The discussion of the literary sources, which comprises the lion’s share of Volume I I, is arranged according to the most pertinent languages and includes chapters introducing sources in sixteen languages. The archaeological sources are arranged geographically, and the visual chapter highlights cross-Eurasian connections. This volume not only enables the reader to follow the Mongols’ image in and impact on various texts and artifacts, from Hebrew Kabbala texts from Provence to Japanese animal carpets, but, more importantly, is an effective antidote against the previously fractured character of the study of the empire. Volume II is indispensable for taking first steps in studying the Mongols. Yet it is also of immense value even to old hands specializing in one (or several) corners of the empire, who can now be aware of what is out there in the various other corners, and where and how to find it. We hope that these two volumes will serve as a sound scholarly basis for future studies of the Mongol Empire that will highlight the holistic view of it. Lastly, while working on this enterprise, we lost three of our eminent contributors, Thomas T. Allsen (1940–2019), David O. Morgan (1946–2019), and György Kara (1935–2022). As noted above, Tom Allsen revolutionized the study of the Mongol Empire and the paradigm shift he initiated has been the starting point for this Cambridge History. His understanding of the nomadic cultural complex and its evolution across both time and space, as well as his original thinking, helped liberate the study of the Mongol Empire from its confines in philology and the sedentary–nomad binary opposition, and set it on an innovative new path. His books have already become classics, and his creative choice of research topics – the last being pearls and alcohol in Eurasian history30 – opened new vistas for innovative studies. Pursuing a rather unusual academic career and teaching mostly at the College of New Jersey, Allsen did not train graduate students. Yet he was extremely generous with his time and erudition, from which many of the contributors to these volumes benefited greatly. David O. Morgan laid much of the foundation for the modern study of the Mongol Empire: his textbook The Mongols, first published in 1986 and reprinted ever since,31 has often been the first work through which students, scholars, and general readers were introduced to the Mongols. 

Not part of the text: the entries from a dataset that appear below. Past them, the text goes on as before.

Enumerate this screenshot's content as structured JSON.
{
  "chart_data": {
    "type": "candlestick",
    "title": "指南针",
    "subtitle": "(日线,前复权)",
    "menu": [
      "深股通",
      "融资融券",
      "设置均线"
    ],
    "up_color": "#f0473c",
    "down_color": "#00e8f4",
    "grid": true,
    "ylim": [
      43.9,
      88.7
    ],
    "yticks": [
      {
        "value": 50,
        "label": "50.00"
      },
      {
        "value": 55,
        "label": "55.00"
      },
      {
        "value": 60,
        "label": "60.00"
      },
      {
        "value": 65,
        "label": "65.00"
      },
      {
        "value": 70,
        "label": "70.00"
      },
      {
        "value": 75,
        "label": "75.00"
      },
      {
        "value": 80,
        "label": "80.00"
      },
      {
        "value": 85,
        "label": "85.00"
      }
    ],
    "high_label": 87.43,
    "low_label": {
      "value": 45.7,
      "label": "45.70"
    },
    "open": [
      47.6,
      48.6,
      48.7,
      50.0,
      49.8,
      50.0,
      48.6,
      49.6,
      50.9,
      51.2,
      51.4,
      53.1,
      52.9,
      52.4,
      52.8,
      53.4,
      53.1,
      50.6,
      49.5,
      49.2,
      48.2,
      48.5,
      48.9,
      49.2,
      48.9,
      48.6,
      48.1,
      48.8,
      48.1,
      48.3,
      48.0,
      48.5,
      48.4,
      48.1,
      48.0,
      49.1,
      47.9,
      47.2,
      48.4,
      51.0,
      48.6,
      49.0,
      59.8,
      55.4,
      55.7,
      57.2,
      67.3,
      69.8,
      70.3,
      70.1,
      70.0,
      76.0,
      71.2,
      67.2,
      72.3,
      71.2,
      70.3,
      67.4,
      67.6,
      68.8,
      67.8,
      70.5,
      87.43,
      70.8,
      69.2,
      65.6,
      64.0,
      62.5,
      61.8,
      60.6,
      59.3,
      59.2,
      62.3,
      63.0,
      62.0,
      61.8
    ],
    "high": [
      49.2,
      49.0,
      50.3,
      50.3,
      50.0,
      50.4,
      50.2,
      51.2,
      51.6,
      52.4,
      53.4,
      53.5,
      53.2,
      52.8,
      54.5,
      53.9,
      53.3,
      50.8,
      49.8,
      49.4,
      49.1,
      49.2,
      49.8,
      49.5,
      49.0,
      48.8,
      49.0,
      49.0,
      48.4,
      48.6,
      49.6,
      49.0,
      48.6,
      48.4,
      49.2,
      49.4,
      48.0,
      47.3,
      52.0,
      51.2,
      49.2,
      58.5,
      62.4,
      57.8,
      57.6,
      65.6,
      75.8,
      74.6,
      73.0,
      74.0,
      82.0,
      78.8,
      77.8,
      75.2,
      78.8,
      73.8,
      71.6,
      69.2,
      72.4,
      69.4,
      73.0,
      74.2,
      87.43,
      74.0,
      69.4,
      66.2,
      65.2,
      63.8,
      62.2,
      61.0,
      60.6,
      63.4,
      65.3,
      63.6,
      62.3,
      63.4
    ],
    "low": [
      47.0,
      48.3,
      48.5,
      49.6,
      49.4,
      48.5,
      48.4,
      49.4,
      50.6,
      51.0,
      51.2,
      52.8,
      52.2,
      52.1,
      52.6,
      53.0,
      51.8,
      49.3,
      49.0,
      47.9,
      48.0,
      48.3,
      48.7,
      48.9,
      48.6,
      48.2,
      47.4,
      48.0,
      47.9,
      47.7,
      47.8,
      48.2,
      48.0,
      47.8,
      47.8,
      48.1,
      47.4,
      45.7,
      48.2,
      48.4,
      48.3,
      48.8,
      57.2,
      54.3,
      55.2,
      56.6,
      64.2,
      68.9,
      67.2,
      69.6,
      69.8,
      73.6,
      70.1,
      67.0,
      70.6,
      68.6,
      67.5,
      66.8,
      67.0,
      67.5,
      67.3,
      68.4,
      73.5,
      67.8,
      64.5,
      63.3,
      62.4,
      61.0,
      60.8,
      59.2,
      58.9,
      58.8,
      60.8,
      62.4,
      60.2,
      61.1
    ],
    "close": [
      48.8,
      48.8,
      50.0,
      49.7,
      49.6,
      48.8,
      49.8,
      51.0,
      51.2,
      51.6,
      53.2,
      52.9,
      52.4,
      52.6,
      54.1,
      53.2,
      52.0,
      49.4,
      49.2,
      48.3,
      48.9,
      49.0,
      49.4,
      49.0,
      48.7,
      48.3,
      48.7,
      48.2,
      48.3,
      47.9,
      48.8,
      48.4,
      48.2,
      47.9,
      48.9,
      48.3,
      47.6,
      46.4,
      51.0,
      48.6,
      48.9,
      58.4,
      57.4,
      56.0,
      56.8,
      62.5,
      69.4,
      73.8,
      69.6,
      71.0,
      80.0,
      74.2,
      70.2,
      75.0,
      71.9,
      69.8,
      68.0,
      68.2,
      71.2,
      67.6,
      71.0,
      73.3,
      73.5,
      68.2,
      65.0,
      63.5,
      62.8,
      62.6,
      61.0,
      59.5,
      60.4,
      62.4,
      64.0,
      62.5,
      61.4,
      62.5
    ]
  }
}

His witty and accessible writing attracted people to the field and shaped future careers. Furthermore, Morgan was not only an influential scholar of Ilkhanid, Iranian, and Muslim history, but also an outstanding teacher and editor. He trained students at both SOAS and the University of Wisconsin–Madison (including our contributor Timothy May), and supported many emerging scholars. His term as the chief editor of the Journal of the Royal Asiatic Society (1987–1999) made this illustrious journal a venue for many Mongol-related and crossAsian studies, and his long tenure as the chief editor of the prestigious “Cambridge Studies of Islamic Civilization” series (1991–2013) secured the publication of many Mongol- and steppe-related books, including Allsen’s most-cited books. When the book was at the copy-editing stage we had to part with another contributor,György Kara (1935–2022), a pre-eminent expert on Mongolic and Altaic philology and a wonderful and devoted teacher. A member of the Hungarian Academy of Sciences, Prof. Kara divided his time between ELTE University in Budapest and Indiana University, training generations of Altaists. A real polyglot who spoke nearly fifty languages, Prof. Kara was first and foremost a Mongolist. His magnum opus, Books of the Mongolian Nomads: More Than Eight Centuries of Writing Mongolian (Bloomington, 2005) thoroughly treated all aspects of Mongolian writing and literacy since the thirteenth century, and he was always willing to discuss complicated paragraphs with overawed historians. We deeply miss these three great mentors and friends, and are proud that their last works are included in The Cambridge History of the Mongol Empire. We dedicate this work to their memory.